Ellis, Brian R. University of Michigan Ann Arbor
Recent advances in directional drilling and well stimulation techniques have made extraction of natural gas and oil from shale formations economically viable via high-volume hydraulic fracturing. A side effect of hydraulic fracturing is the exposure of previously hydraulically isolated minerals that may contain naturally occurring radioactive material and toxic metal elements. These constituents may be released into the fracturing fluids that flow back to the surface, which must be properly handled to avoid contamination of fresh water resources. The primary objective of this study is to characterize the interactions between the hydraulic fracturing fluid and organic-rich shales in order to determine the potential for hydraulic fracturing fluid chemicals to mobilize undesirable trace toxic metal and radionuclide flowback fluid constituents. While flowback fluids are expected to be contaminated to some degree, e.g., it is known that these fluids may be highly saline and contain elevated levels of trace toxic metals and radioactive elements, the potential for these contaminants to be leached as a function of the shale composition, down-hole conditions, and chemical additives present in hydraulic fracturing fluid formulations has not yet been determined. To address this knowledge gap, a series of batch and flow-through experiments will be performed to assess the impact of these parameters on contaminant leaching. Experiments will be conducted on natural shale rock samples from two Michigan shale gas reservoirs, under typical in situ temperature and pressure conditions encountered in the field.
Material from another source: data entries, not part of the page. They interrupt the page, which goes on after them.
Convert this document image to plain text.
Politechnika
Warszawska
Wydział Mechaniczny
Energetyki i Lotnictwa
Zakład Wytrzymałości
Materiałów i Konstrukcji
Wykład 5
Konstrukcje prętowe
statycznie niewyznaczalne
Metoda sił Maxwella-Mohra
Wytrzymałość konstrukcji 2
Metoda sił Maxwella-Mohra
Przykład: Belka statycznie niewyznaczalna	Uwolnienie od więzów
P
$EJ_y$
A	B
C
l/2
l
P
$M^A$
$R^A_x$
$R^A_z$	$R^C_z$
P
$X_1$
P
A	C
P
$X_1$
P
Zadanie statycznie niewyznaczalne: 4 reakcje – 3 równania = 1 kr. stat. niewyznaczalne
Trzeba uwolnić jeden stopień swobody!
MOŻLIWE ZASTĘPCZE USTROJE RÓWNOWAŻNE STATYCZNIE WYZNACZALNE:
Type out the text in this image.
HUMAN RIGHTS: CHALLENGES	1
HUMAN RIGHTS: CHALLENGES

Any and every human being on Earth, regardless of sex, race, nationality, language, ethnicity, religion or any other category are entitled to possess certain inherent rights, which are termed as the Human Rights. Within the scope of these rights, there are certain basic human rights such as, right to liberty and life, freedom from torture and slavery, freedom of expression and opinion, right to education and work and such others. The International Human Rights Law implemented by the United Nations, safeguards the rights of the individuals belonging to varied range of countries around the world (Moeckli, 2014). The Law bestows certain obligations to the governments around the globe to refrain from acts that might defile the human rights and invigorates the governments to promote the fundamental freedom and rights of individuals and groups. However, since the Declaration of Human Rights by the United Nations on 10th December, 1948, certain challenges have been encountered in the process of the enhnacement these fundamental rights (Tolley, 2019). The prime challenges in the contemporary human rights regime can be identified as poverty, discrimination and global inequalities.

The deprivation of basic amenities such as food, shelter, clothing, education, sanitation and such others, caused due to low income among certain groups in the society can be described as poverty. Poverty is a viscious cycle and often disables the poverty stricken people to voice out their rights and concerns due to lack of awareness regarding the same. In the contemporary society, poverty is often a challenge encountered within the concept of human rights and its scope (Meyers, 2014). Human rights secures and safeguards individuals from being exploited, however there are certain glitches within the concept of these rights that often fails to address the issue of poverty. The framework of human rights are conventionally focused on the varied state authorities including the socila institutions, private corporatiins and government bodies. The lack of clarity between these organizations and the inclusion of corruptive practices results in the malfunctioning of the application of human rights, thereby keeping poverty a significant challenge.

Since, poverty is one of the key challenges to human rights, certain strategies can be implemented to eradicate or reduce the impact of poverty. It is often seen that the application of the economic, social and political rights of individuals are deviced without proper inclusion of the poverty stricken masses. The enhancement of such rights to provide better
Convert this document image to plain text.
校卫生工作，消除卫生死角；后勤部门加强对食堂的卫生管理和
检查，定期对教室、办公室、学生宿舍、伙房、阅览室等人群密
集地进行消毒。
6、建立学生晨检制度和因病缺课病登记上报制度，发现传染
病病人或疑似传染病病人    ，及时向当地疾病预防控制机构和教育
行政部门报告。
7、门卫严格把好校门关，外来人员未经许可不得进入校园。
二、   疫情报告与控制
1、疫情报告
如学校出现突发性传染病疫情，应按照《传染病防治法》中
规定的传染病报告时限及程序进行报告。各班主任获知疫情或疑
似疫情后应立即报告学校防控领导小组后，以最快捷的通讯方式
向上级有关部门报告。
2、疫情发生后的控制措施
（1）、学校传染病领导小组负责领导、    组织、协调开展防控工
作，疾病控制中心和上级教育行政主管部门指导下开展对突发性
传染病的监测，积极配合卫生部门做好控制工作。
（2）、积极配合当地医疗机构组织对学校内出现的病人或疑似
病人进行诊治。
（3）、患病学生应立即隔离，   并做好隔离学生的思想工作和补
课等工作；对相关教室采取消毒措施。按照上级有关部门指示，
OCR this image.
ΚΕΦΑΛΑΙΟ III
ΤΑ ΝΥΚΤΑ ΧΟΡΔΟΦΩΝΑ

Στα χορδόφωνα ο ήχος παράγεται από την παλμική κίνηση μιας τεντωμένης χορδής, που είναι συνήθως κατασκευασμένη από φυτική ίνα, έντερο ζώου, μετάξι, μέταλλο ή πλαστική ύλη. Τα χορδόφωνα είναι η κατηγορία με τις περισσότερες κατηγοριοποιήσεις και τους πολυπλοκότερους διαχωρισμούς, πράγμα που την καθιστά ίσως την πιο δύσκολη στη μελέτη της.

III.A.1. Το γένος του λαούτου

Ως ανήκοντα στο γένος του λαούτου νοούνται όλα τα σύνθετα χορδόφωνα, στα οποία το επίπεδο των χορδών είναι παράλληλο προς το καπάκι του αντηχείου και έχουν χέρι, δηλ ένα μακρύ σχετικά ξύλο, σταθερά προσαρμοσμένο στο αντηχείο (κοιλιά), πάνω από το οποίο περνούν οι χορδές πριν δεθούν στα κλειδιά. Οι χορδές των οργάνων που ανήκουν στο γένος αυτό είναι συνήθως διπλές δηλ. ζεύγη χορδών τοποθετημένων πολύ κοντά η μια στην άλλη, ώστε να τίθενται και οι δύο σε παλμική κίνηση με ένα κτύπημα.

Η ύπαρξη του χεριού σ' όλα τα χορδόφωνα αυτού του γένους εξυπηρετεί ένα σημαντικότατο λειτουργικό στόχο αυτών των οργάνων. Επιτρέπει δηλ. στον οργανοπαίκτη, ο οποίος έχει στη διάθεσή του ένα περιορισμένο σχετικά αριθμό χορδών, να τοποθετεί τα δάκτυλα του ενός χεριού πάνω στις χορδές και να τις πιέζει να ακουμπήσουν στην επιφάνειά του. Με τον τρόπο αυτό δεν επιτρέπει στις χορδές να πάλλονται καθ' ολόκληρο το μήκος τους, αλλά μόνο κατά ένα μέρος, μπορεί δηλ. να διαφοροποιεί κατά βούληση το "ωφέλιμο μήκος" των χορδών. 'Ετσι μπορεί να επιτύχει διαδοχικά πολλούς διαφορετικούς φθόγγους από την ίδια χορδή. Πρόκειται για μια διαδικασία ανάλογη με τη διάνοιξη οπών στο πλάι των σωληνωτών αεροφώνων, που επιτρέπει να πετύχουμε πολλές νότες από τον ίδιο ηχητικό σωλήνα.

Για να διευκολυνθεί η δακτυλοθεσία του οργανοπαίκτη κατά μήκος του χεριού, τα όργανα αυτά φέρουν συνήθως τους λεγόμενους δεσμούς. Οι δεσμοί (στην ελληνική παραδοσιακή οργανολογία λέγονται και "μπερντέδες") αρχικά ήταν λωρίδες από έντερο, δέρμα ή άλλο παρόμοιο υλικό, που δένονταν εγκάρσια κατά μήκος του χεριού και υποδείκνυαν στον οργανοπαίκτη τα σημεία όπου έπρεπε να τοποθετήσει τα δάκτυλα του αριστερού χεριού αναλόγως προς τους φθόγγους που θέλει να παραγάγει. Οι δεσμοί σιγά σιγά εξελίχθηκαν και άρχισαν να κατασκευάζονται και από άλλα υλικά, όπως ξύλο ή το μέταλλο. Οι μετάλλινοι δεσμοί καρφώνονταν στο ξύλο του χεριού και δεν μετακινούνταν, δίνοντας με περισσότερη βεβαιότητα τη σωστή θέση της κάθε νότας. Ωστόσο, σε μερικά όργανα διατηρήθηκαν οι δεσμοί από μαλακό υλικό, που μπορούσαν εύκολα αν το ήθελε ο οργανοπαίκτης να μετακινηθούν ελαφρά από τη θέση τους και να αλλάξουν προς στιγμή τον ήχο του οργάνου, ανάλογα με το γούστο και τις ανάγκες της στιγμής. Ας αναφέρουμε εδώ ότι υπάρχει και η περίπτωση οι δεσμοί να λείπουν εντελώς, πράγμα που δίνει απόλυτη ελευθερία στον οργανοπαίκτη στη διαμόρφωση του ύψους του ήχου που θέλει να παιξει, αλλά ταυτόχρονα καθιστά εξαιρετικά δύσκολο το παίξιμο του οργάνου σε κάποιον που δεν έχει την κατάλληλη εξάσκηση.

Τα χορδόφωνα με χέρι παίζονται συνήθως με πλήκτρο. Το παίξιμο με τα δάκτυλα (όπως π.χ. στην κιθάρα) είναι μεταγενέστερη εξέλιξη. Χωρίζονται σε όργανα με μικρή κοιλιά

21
Unique and state-of-the art high temperature and pressure apparatuses will be constructed for this research and used to development standardized methods for evaluating the chemical processes and mechanisms controlling the release of inorganic toxic and radioactive elements from organic-rich shales in contact with hydraulic fracturing fluids in the subsurface.
Current efforts to assess flowback water quality rely on the analysis of the water once it has returned to the surface. To properly address or dismiss concerns regarding water quality impacts associated with hydraulic fracturing, a better understanding of the chemical evolution of hydraulic fracturing fluids in the subsurface is required. The results of this study will help guide industry best practices for sustainably developing domestic shale gas resources and for reducing potential water quality impacts associated with hydraulic fracturing well completions. Furthermore, understanding the chemical evolution of the injected fluids will aid in forming sound regulatory policy addressing flowback water management practices, including treatment, reuse and disposal.